For My Great Folly

$2.75
BY Thomas B. CostainPUTNAM
THE background of this tale concerns the one-man war in the days of King James, waged in the Mediterranean by John Ward, “the pirate,” against the power of Spain. The Dons claimed that the trade of that sea belonged to them — and to the Venetians; and the cowardly King of England agreed. Not so John Ward and the doughty captains he gathered to him. Among his followers was Roger Blease, a poor young gentleman who was won over by the flamboyant adventurer and embarked on a career of battle and murder. The book is a long, long story of adventure. There is so much adventure, such a variety of hazard — from London’s Alsatia to the scorching villainy of Tunis — that one feels that here is a Henty book for adults. The early impression fades gradually as the story develops, but never is there any sense of reality in the thing. The author has steeped himself in the period but the result is not quite happy.

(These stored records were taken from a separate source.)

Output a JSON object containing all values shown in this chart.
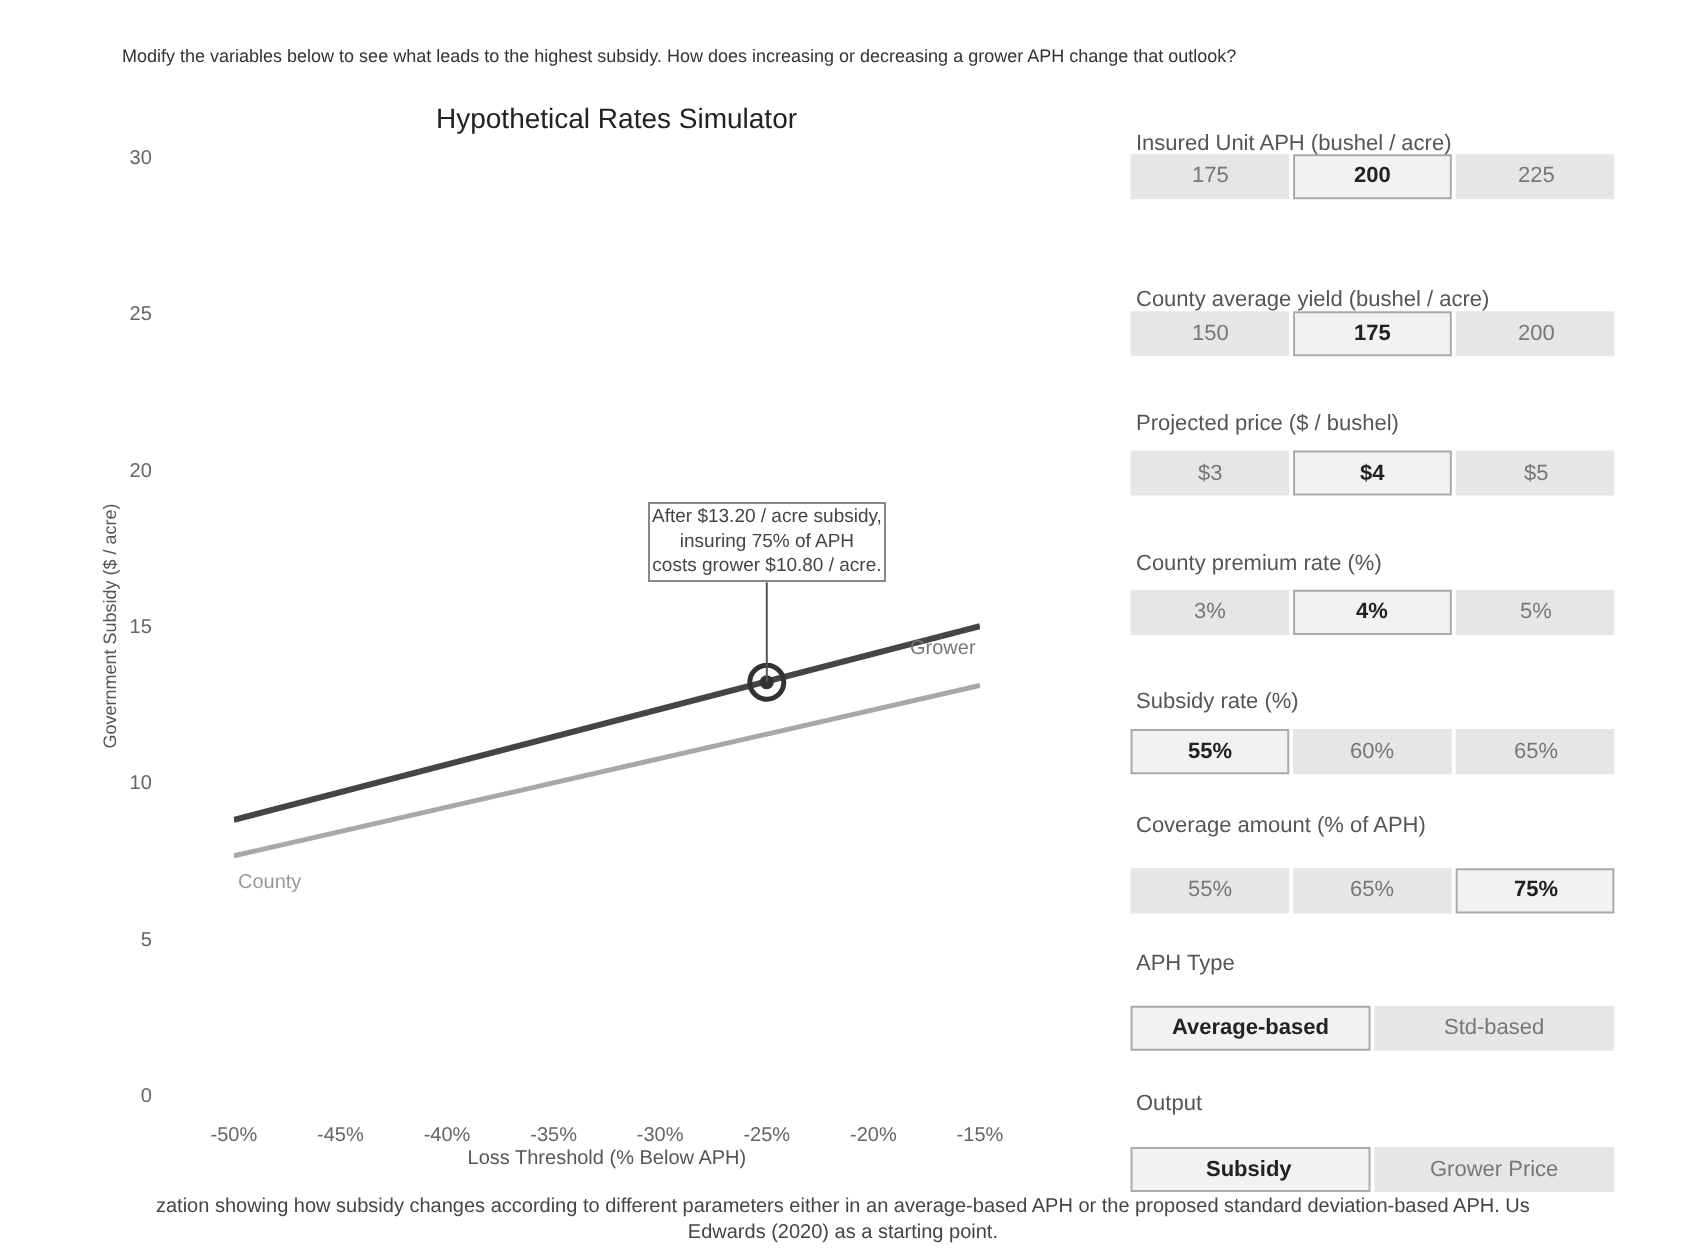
{
  "chart_data": [
    {
      "type": "line",
      "title": "Hypothetical Rates Simulator",
      "xlabel": "Loss Threshold (% Below APH)",
      "ylabel": "Government Subsidy ($ / acre)",
      "x": [
        -50,
        -15
      ],
      "series": [
        {
          "name": "Grower",
          "color": "#454545",
          "values": [
            8.8,
            15.0
          ]
        },
        {
          "name": "County",
          "color": "#a8a8a8",
          "values": [
            7.65,
            13.1
          ]
        }
      ],
      "xlim": [
        -50,
        -15
      ],
      "xticks": [
        {
          "value": -50,
          "label": "-50%"
        },
        {
          "value": -45,
          "label": "-45%"
        },
        {
          "value": -40,
          "label": "-40%"
        },
        {
          "value": -35,
          "label": "-35%"
        },
        {
          "value": -30,
          "label": "-30%"
        },
        {
          "value": -25,
          "label": "-25%"
        },
        {
          "value": -20,
          "label": "-20%"
        },
        {
          "value": -15,
          "label": "-15%"
        }
      ],
      "ylim": [
        0,
        30
      ],
      "yticks": [
        0,
        5,
        10,
        15,
        20,
        25,
        30
      ],
      "legend": false,
      "marker": "none",
      "line_style": "solid",
      "annotations": [
        {
          "text": "After $13.20 / acre subsidy,\ninsuring 75% of APH\ncosts grower $10.80 / acre.",
          "x": -25,
          "y": 13.2
        },
        "Modify the variables below to see what leads to the highest subsidy. How does increasing or decreasing a grower APH change that outlook?",
        "zation showing how subsidy changes according to different parameters either in an average-based APH or the proposed standard deviation-based APH. Us\nEdwards (2020) as a starting point."
      ]
    },
    {
      "type": "other",
      "categories": [
        "Insured Unit APH (bushel / acre)",
        "County average yield (bushel / acre)",
        "Projected price ($ / bushel)",
        "County premium rate (%)",
        "Subsidy rate (%)",
        "Coverage amount (% of APH)",
        "APH Type",
        "Output"
      ],
      "cell_labels": [
        [
          "175",
          "200",
          "225"
        ],
        [
          "150",
          "175",
          "200"
        ],
        [
          "$3",
          "$4",
          "$5"
        ],
        [
          "3%",
          "4%",
          "5%"
        ],
        [
          "55%",
          "60%",
          "65%"
        ],
        [
          "55%",
          "65%",
          "75%"
        ],
        [
          "Average-based",
          "Std-based"
        ],
        [
          "Subsidy",
          "Grower Price"
        ]
      ],
      "colors": [
        [
          "#e6e6e6",
          "#f2f2f2",
          "#e6e6e6"
        ],
        [
          "#e6e6e6",
          "#f2f2f2",
          "#e6e6e6"
        ],
        [
          "#e6e6e6",
          "#f2f2f2",
          "#e6e6e6"
        ],
        [
          "#e6e6e6",
          "#f2f2f2",
          "#e6e6e6"
        ],
        [
          "#f2f2f2",
          "#e6e6e6",
          "#e6e6e6"
        ],
        [
          "#e6e6e6",
          "#e6e6e6",
          "#f2f2f2"
        ],
        [
          "#f2f2f2",
          "#e6e6e6"
        ],
        [
          "#f2f2f2",
          "#e6e6e6"
        ]
      ]
    }
  ]
}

He is so charmed by the discovery of the thieves’ slang of that day that he makes most of his characters speak like gangsters and hardly ever in the genuine prose and phrase of the time. We meet Francis Bacon and the Queen and all sorts of worthies, and they are stage characters. In spite of its defects, the book is highly readable — another victory for what Stevenson called " the brute, Incident.” R. E. D.